A blast near a polio vaccination center in Pakistan killed 14 people and injured more than a dozen more, officials said — an attack later claimed by two Islamist militant groups.
Among the dead in Wednesday’s attack in the city of Quetta were 13 policemen and a paramilitary trooper, said Balochistan province Home Minister Mir Sarfaraz Bugti.
The blast is under investigation, he said.
Militants have targeted anti-polio campaigns in Pakistan for decades in an effort to beat back government influence, CNN’s Nic Robertson said.
In 2011, U.S. intelligence officials used a vaccination program to help in their hunt for Osama bin Laden. Under cover of the program, the CIA sought to collect DNA samples from relatives of the al Qaeda leader to verify his presence in a compound in Abbottabad, Pakistan.
The revelation of the CIA scheme reinforced the militants’ existing fear of vaccinations.
Two groups made apparently competing claims of responsibility for Wednesday’s attack.

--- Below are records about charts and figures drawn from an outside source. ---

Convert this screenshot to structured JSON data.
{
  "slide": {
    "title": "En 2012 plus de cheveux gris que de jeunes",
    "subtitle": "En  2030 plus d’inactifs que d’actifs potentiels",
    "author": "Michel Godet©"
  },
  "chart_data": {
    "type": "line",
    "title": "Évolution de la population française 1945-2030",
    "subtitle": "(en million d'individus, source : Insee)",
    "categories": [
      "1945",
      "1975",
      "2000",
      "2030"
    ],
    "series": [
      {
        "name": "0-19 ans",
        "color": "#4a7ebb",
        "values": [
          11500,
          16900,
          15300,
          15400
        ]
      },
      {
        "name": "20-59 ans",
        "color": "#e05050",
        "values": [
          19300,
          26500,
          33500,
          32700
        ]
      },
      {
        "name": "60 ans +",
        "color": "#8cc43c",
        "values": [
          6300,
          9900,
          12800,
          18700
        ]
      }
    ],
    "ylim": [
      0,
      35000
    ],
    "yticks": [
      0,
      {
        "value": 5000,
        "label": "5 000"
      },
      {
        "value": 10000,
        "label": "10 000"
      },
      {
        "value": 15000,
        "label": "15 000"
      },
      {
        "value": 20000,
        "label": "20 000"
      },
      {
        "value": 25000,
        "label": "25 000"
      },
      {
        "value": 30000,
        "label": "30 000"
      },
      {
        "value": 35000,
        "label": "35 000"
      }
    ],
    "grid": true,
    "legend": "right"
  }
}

The Pakistan Taliban, known as the Tehreek-e-Taliban Pakistan, or TTP, said it was behind the attack. But so did the TTP splinter group Jundallah.
Jundallah spokesman Ahmad Marwat told CNN via text that this group was responsible and that it “will always target polio teams.”
The lack of trust and fears of attacks on vaccination centers have led many Pakistani parents to refuse mandatory vaccinations. Last year, the government arrested at least 500 parents for refusing to vaccinate.
Vaccines are credited with wiping out polio in most parts of the world. But Pakistan is an exception, the Global Polio Eradication Initiative says. The South Asian nation has led all others in new polio cases in recent years.